Peraltro, sul versante applicativo, il riferimento alla traduzione gratuita, oltre che per comprendere l’accusa, anche «al fine di seguire il compimento degli atti e o lo svolgimento delle udienze» (art. 143, co. 1) – sia pubbliche sia camerali – depone per un’interpretazione estensiva del diritto de quo, che assurgerebbe così a presupposto processuale, «dovendosi intendere improcedibile il giudizio in assenza di un pieno riconoscimento della tutela linguistica dell’imputato alloglotta, distinguendo i due momenti dell’interpretazione e della traduzione» degli atti4. A conferma del diritto alla traduzione degli atti come declinazione del diritto di difesa soccorre il combinato disposto dell’art. 104, co. 4-bis, c.p.p. di nuovo conio – che dà diritto all’imputato in stato di custodia cautelare, all’arrestato o al fermato che non conoscono la lingua italiana «all’assistenza gratuita di un interprete per conferire con il difensore» – con la parte del co. 1 dell’art. 143 che assicura il medesimo diritto «per le comunicazioni con il difensore prima di rendere un interrogatorio, ovvero al fine di presentare una richiesta o una memoria nel corso del procedimento».

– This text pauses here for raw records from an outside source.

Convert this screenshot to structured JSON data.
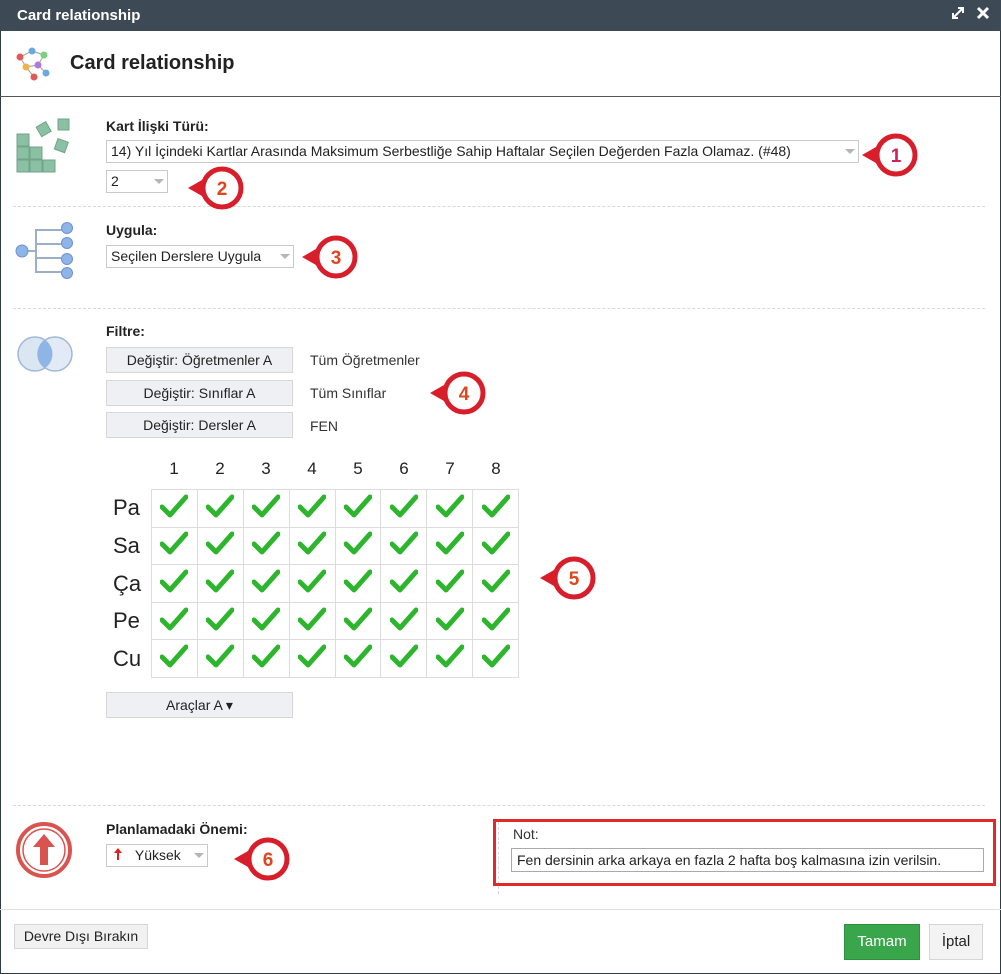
{
  "window": {
    "title": "Card relationship"
  },
  "header": {
    "title": "Card relationship"
  },
  "relation_type": {
    "label": "Kart İlişki Türü:",
    "selected": "14) Yıl İçindeki Kartlar Arasında Maksimum Serbestliğe Sahip Haftalar Seçilen Değerden Fazla Olamaz. (#48)",
    "value": "2"
  },
  "apply": {
    "label": "Uygula:",
    "selected": "Seçilen Derslere Uygula"
  },
  "filter": {
    "label": "Filtre:",
    "rows": [
      {
        "button": "Değiştir: Öğretmenler A",
        "value": "Tüm Öğretmenler"
      },
      {
        "button": "Değiştir: Sınıflar A",
        "value": "Tüm Sınıflar"
      },
      {
        "button": "Değiştir: Dersler A",
        "value": "FEN"
      }
    ]
  },
  "grid": {
    "columns": [
      "1",
      "2",
      "3",
      "4",
      "5",
      "6",
      "7",
      "8"
    ],
    "rows": [
      "Pa",
      "Sa",
      "Ça",
      "Pe",
      "Cu"
    ],
    "all_checked": true
  },
  "tools_button": "Araçlar A ▾",
  "importance": {
    "label": "Planlamadaki Önemi:",
    "selected": "Yüksek"
  },
  "note": {
    "label": "Not:",
    "value": "Fen dersinin arka arkaya en fazla 2 hafta boş kalmasına izin verilsin."
  },
  "footer": {
    "disable": "Devre Dışı Bırakın",
    "ok": "Tamam",
    "cancel": "İptal"
  },
  "badges": [
    "1",
    "2",
    "3",
    "4",
    "5",
    "6"
  ],
  "colors": {
    "titlebar": "#3d4a55",
    "check": "#2db52d",
    "badge_ring": "#d81e2a",
    "ok_button": "#3aa64c",
    "highlight_box": "#e02a2a"
  }
}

In conclusione, il diritto alla traduzione è ora riconosciuto formalmente, inteso come declinazione del diritto di difesa, nel senso più ampio, quale piena consapevolezza della scelta delle strategie difensive, e non più nel significato ristretto di mera assistenza nel corso del procedimento penale.

1 C. cost., 19.1.1993, n. 10; C. cost., 24.2.1994, n. 64; C. cost., 6.7.2007, n. 254.

2 Cass. pen., S.U., 24.09.2003.

3 Recchione, S., L’impatto della Direttiva 2010/64/UE sulla giurisdizione penale: problemi, percorsi interpretativi, prospettive, in www.penalecontemporaneo.it.

4 Antinucci,M., L’attuazione della direttiva, europea sul diritto alla traduzione: verso la tutela sostanziale del diritto alla difesa effettiva, in Arch. pen., 2014, 4.